ALGUÉM DO ALÉM
Primeiras horas da manhã dum dia de férias e ela ainda sonolenta atendeu ao telefone, certa de que alguém do além, bem lá "de cima" daquele claro céu de verão, sabia exatamente a melhor hora do seu sono.
Ruminou a raiva e cedeu ao aparelho incoveniente...
-Alô?
Mas o "alguém do além" era o seu namorado... aqui da Terra mesmo.
Se existia alguém acima de tudo, aliás "de acima" de qualquer defeito, decerto que era ele.
Acima de qualquer suspeita, de qualquer erro, de qualquer gafe, de qualquer destempero, enfim , se existia alguém de fato acima da realidade, era ele. "De balança", parecia uma réplica do equilíbrio e da perfeição.
Um exemplo de educação virtual, daquelas que não mais se vê hoje em dia. De fato, um gentleman.
-Oi, bom dia!-respondeu em tom melancólico.
-Nossa, a essa hora? Mas o que aconteceu?

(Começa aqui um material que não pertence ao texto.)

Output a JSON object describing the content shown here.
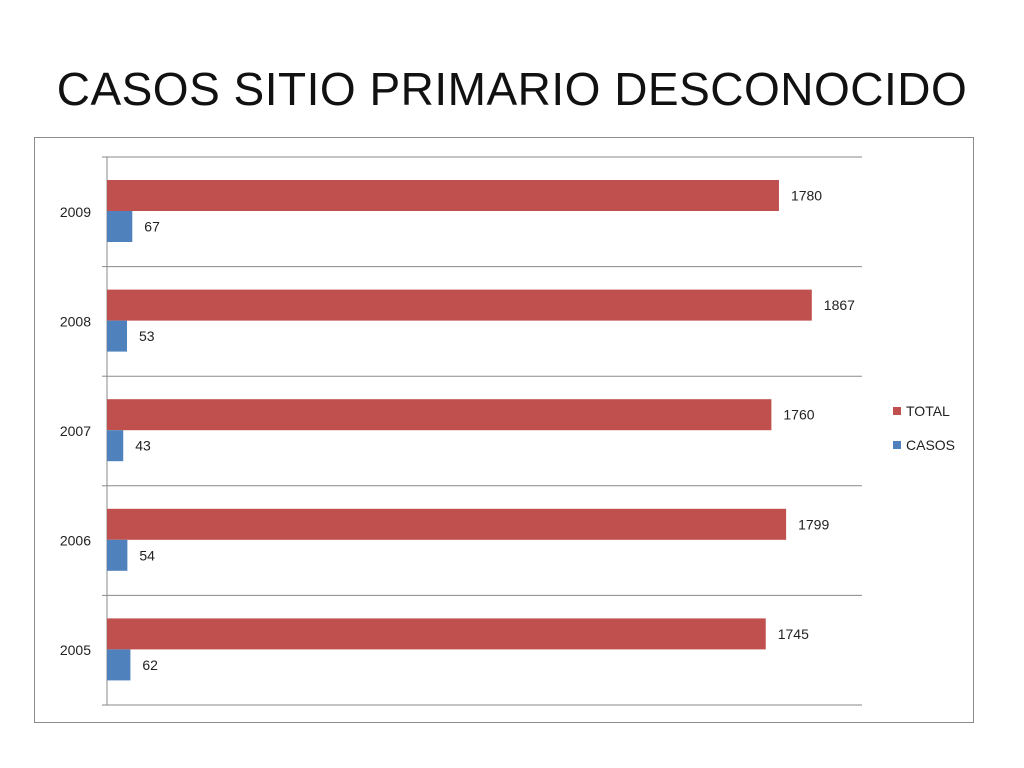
{
  "slide": {
    "title": "CASOS SITIO PRIMARIO DESCONOCIDO"
  },
  "chart_data": {
    "type": "bar",
    "orientation": "horizontal",
    "title": "",
    "xlabel": "",
    "ylabel": "",
    "categories": [
      "2009",
      "2008",
      "2007",
      "2006",
      "2005"
    ],
    "series": [
      {
        "name": "TOTAL",
        "color": "#c0504d",
        "values": [
          1780,
          1867,
          1760,
          1799,
          1745
        ]
      },
      {
        "name": "CASOS",
        "color": "#4f81bd",
        "values": [
          67,
          53,
          43,
          54,
          62
        ]
      }
    ],
    "xlim": [
      0,
      2000
    ],
    "grid": true,
    "legend_position": "right",
    "data_labels": true
  }
}
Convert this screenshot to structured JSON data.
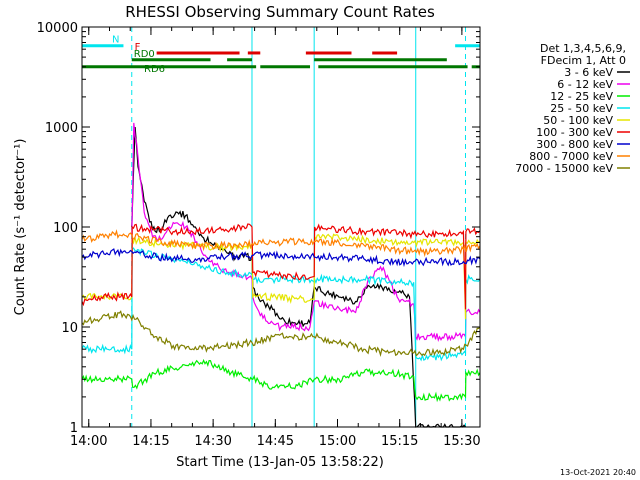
{
  "chart_data": {
    "type": "line",
    "title": "RHESSI Observing Summary Count Rates",
    "xlabel": "Start Time (13-Jan-05 13:58:22)",
    "ylabel": "Count Rate (s⁻¹ detector⁻¹)",
    "yscale": "log",
    "ylim": [
      1,
      10000
    ],
    "xlim_minutes": [
      0,
      96
    ],
    "x_tick_labels": [
      "14:00",
      "14:15",
      "14:30",
      "14:45",
      "15:00",
      "15:15",
      "15:30"
    ],
    "x_tick_minutes": [
      1.63,
      16.63,
      31.63,
      46.63,
      61.63,
      76.63,
      91.63
    ],
    "y_tick_labels": [
      "1",
      "10",
      "100",
      "1000",
      "10000"
    ],
    "y_tick_values": [
      1,
      10,
      100,
      1000,
      10000
    ],
    "legend_header": [
      "Det 1,3,4,5,6,9,",
      "FDecim 1, Att 0"
    ],
    "timestamp": "13-Oct-2021 20:40",
    "flags": [
      {
        "label": "N",
        "color": "#00e5ee",
        "y": 6500,
        "segments": [
          [
            0,
            10
          ],
          [
            90,
            96
          ]
        ]
      },
      {
        "label": "F",
        "color": "#dd0000",
        "y": 5500,
        "segments": [
          [
            18,
            38
          ],
          [
            40,
            43
          ],
          [
            54,
            65
          ],
          [
            70,
            76
          ]
        ]
      },
      {
        "label": "RD0",
        "color": "#007700",
        "y": 4700,
        "segments": [
          [
            12,
            31
          ],
          [
            35,
            41
          ],
          [
            56,
            88
          ]
        ]
      },
      {
        "label": "RD6",
        "color": "#007700",
        "y": 4000,
        "segments": [
          [
            0,
            42
          ],
          [
            43,
            55
          ],
          [
            57,
            93
          ],
          [
            94,
            96
          ]
        ]
      }
    ],
    "vlines": [
      {
        "minute": 0,
        "style": "solid"
      },
      {
        "minute": 12,
        "style": "dashed"
      },
      {
        "minute": 41,
        "style": "solid"
      },
      {
        "minute": 56,
        "style": "solid"
      },
      {
        "minute": 80.5,
        "style": "solid"
      },
      {
        "minute": 92.5,
        "style": "dashed"
      }
    ],
    "series": [
      {
        "name": "3 - 6 keV",
        "color": "#000000",
        "points": [
          [
            12,
            100
          ],
          [
            12.8,
            1000
          ],
          [
            13.5,
            400
          ],
          [
            15,
            180
          ],
          [
            17,
            95
          ],
          [
            19,
            95
          ],
          [
            21,
            130
          ],
          [
            23,
            140
          ],
          [
            25,
            130
          ],
          [
            27,
            100
          ],
          [
            29,
            80
          ],
          [
            31,
            70
          ],
          [
            33,
            60
          ],
          [
            35,
            55
          ],
          [
            37,
            50
          ],
          [
            39,
            50
          ],
          [
            41,
            50
          ],
          [
            41.2,
            25
          ],
          [
            43,
            18
          ],
          [
            46,
            15
          ],
          [
            48,
            12
          ],
          [
            51,
            11
          ],
          [
            55,
            11
          ],
          [
            56,
            25
          ],
          [
            59,
            22
          ],
          [
            63,
            20
          ],
          [
            66,
            18
          ],
          [
            69,
            26
          ],
          [
            71,
            25
          ],
          [
            73,
            25
          ],
          [
            75,
            22
          ],
          [
            77,
            22
          ],
          [
            79,
            20
          ],
          [
            80.5,
            1
          ],
          [
            92.5,
            1
          ]
        ]
      },
      {
        "name": "6 - 12 keV",
        "color": "#ee00ee",
        "points": [
          [
            12,
            80
          ],
          [
            12.5,
            1100
          ],
          [
            13.5,
            500
          ],
          [
            15,
            140
          ],
          [
            17,
            80
          ],
          [
            19,
            75
          ],
          [
            21,
            100
          ],
          [
            23,
            110
          ],
          [
            25,
            100
          ],
          [
            27,
            80
          ],
          [
            29,
            55
          ],
          [
            31,
            45
          ],
          [
            33,
            40
          ],
          [
            35,
            35
          ],
          [
            37,
            35
          ],
          [
            39,
            33
          ],
          [
            41,
            30
          ],
          [
            41.2,
            20
          ],
          [
            43,
            13
          ],
          [
            46,
            11
          ],
          [
            48,
            10
          ],
          [
            51,
            10
          ],
          [
            55,
            10
          ],
          [
            56,
            18
          ],
          [
            59,
            16
          ],
          [
            63,
            15
          ],
          [
            66,
            14
          ],
          [
            69,
            30
          ],
          [
            72,
            40
          ],
          [
            74,
            30
          ],
          [
            76,
            20
          ],
          [
            78,
            18
          ],
          [
            80,
            17
          ],
          [
            80.5,
            8
          ],
          [
            82,
            8
          ],
          [
            92.5,
            8
          ],
          [
            92.6,
            14
          ],
          [
            96,
            14
          ]
        ]
      },
      {
        "name": "12 - 25 keV",
        "color": "#00ee00",
        "points": [
          [
            0,
            3
          ],
          [
            6,
            3
          ],
          [
            12,
            3
          ],
          [
            12.2,
            2.5
          ],
          [
            18,
            3.5
          ],
          [
            24,
            4
          ],
          [
            30,
            4.5
          ],
          [
            36,
            3.5
          ],
          [
            41,
            3
          ],
          [
            41.2,
            3
          ],
          [
            46,
            2.5
          ],
          [
            52,
            2.6
          ],
          [
            56,
            3
          ],
          [
            62,
            3
          ],
          [
            68,
            3.5
          ],
          [
            74,
            3.5
          ],
          [
            80,
            3.2
          ],
          [
            80.5,
            2
          ],
          [
            86,
            2
          ],
          [
            92.5,
            2
          ],
          [
            92.6,
            3.5
          ],
          [
            96,
            3.5
          ]
        ]
      },
      {
        "name": "25 - 50 keV",
        "color": "#00e5ee",
        "points": [
          [
            0,
            6
          ],
          [
            6,
            6
          ],
          [
            12,
            6
          ],
          [
            12.1,
            60
          ],
          [
            15,
            55
          ],
          [
            20,
            50
          ],
          [
            25,
            45
          ],
          [
            30,
            40
          ],
          [
            35,
            35
          ],
          [
            40,
            33
          ],
          [
            41,
            33
          ],
          [
            41.2,
            30
          ],
          [
            46,
            30
          ],
          [
            52,
            30
          ],
          [
            56,
            28
          ],
          [
            56.1,
            30
          ],
          [
            62,
            30
          ],
          [
            68,
            30
          ],
          [
            74,
            28
          ],
          [
            80,
            28
          ],
          [
            80.5,
            5
          ],
          [
            86,
            5
          ],
          [
            92,
            5.5
          ],
          [
            92.5,
            5.5
          ],
          [
            92.6,
            30
          ],
          [
            96,
            30
          ]
        ]
      },
      {
        "name": "50 - 100 keV",
        "color": "#e5e500",
        "points": [
          [
            0,
            20
          ],
          [
            6,
            20
          ],
          [
            12,
            20
          ],
          [
            12.1,
            75
          ],
          [
            16,
            70
          ],
          [
            20,
            68
          ],
          [
            26,
            65
          ],
          [
            32,
            63
          ],
          [
            38,
            63
          ],
          [
            41,
            63
          ],
          [
            41.2,
            20
          ],
          [
            46,
            20
          ],
          [
            52,
            19
          ],
          [
            56,
            19
          ],
          [
            56.1,
            80
          ],
          [
            62,
            78
          ],
          [
            68,
            75
          ],
          [
            74,
            72
          ],
          [
            80,
            70
          ],
          [
            86,
            70
          ],
          [
            92,
            70
          ],
          [
            92.5,
            12
          ],
          [
            92.6,
            70
          ],
          [
            96,
            72
          ]
        ]
      },
      {
        "name": "100 - 300 keV",
        "color": "#ee0000",
        "points": [
          [
            0,
            18
          ],
          [
            6,
            20
          ],
          [
            12,
            20
          ],
          [
            12.1,
            100
          ],
          [
            16,
            95
          ],
          [
            22,
            90
          ],
          [
            28,
            90
          ],
          [
            34,
            95
          ],
          [
            41,
            100
          ],
          [
            41.2,
            35
          ],
          [
            46,
            33
          ],
          [
            52,
            32
          ],
          [
            56,
            32
          ],
          [
            56.1,
            100
          ],
          [
            62,
            95
          ],
          [
            68,
            90
          ],
          [
            74,
            88
          ],
          [
            80,
            85
          ],
          [
            86,
            85
          ],
          [
            92,
            90
          ],
          [
            92.5,
            15
          ],
          [
            92.6,
            90
          ],
          [
            96,
            92
          ]
        ]
      },
      {
        "name": "300 - 800 keV",
        "color": "#0000cc",
        "points": [
          [
            0,
            50
          ],
          [
            6,
            55
          ],
          [
            10,
            57
          ],
          [
            14,
            55
          ],
          [
            18,
            50
          ],
          [
            22,
            48
          ],
          [
            28,
            48
          ],
          [
            34,
            50
          ],
          [
            41,
            52
          ],
          [
            46,
            52
          ],
          [
            52,
            50
          ],
          [
            56,
            50
          ],
          [
            62,
            50
          ],
          [
            68,
            48
          ],
          [
            74,
            45
          ],
          [
            80,
            45
          ],
          [
            86,
            45
          ],
          [
            92,
            45
          ],
          [
            96,
            48
          ]
        ]
      },
      {
        "name": "800 - 7000 keV",
        "color": "#ff8000",
        "points": [
          [
            0,
            75
          ],
          [
            6,
            82
          ],
          [
            10,
            85
          ],
          [
            14,
            80
          ],
          [
            18,
            72
          ],
          [
            22,
            68
          ],
          [
            28,
            65
          ],
          [
            34,
            65
          ],
          [
            41,
            68
          ],
          [
            46,
            70
          ],
          [
            52,
            72
          ],
          [
            56,
            72
          ],
          [
            62,
            70
          ],
          [
            68,
            66
          ],
          [
            74,
            60
          ],
          [
            80,
            57
          ],
          [
            86,
            57
          ],
          [
            92,
            60
          ],
          [
            96,
            65
          ]
        ]
      },
      {
        "name": "7000 - 15000 keV",
        "color": "#808000",
        "points": [
          [
            0,
            11
          ],
          [
            6,
            13
          ],
          [
            10,
            13.5
          ],
          [
            14,
            11
          ],
          [
            18,
            8
          ],
          [
            22,
            6.5
          ],
          [
            28,
            6
          ],
          [
            34,
            6.5
          ],
          [
            41,
            7
          ],
          [
            46,
            8
          ],
          [
            52,
            8
          ],
          [
            56,
            8
          ],
          [
            62,
            7
          ],
          [
            68,
            6
          ],
          [
            74,
            5.5
          ],
          [
            80,
            5.5
          ],
          [
            86,
            5.5
          ],
          [
            92,
            6
          ],
          [
            96,
            10
          ]
        ]
      }
    ]
  }
}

-Ele morreu! Estou num velório.
-Santo Deus, ele quem?-perguntou assustada.
-O meu tio...tio bisavô. E era português!-fez questão de enfatizar.
-Tio bisavô? O quê? Mas você AINDA tinha tio...bisavõ? Você nunca me falou dele-concluiu meio sem graça com o seu susto diante daquela novidade tão súbita!
-É, mais ele AINDA existia, a família é bem grande e português é gente forte! E eu estou lhe ligando para me desculpar. Julgo que falhei "muito" com você.
-Comigo? Mas o que houve? O que foi que você fez, homem?
-Eu nunca lhe falei dele. Fui muito omisso.
-Tudo bem, nada sério.
-Nem lhe apresentei a ele, o que é pior!
-Mas o que tem isso de grave?
-Tem que ele...morreu!
-Acontece, ela lhe respondeu sem acreditar no que ouvia.
-Ele se foi...e sem lhe conhecer! E agora? Estou inconformado. O que você me diz?
-Dizer...sobre o quê, meu amor?
Eu explico. Deveras, ela não sabia o que lhe dizer. Alguém se fora para o além. Mas alguém que ela não conhecera. E como chorar com as lágrimas do coração pela morte de alguém que não conhecemos? O que dizer nessas horas para alguém do além, vivo? Meus pêsames? Meus sentimentos? Não queria soar falsidade.Melhor se calar.
Mas ele não se calou.
-E nem tive como trazê-la ao velório, você me perdoa?
-Hã? Ah, claro que lhe perdoo! Tá desculpado!
-Você está tão triste como eu, não está?
-Claro que estou, não deve ser nada fácil perder o tio bisavô! Minhas condolências.
Sentiu-se lisonjeada, mas indigna daquele ser tão perfeito.
Mas enfim , achara a palavra perfeita. Condolências! Quase a qualificou com "sinceras". Mas achou hipérbole demais!
Ademais, não sabia muito bem a exata denotação da tal palavra, mas sentiu que se encaixava bem para a situação. Nas letras também existe "intuição". Nem sentimento demais...nem sentimento... de menos! Uma palavra no ponto. Como devem ser a vida , e até a morte: algo no ponto.
Sentiu-se aliviada, pois afinal saíra estratégicamente daquela situação do além...
E tão elegantemente como aquele alguém...também do além!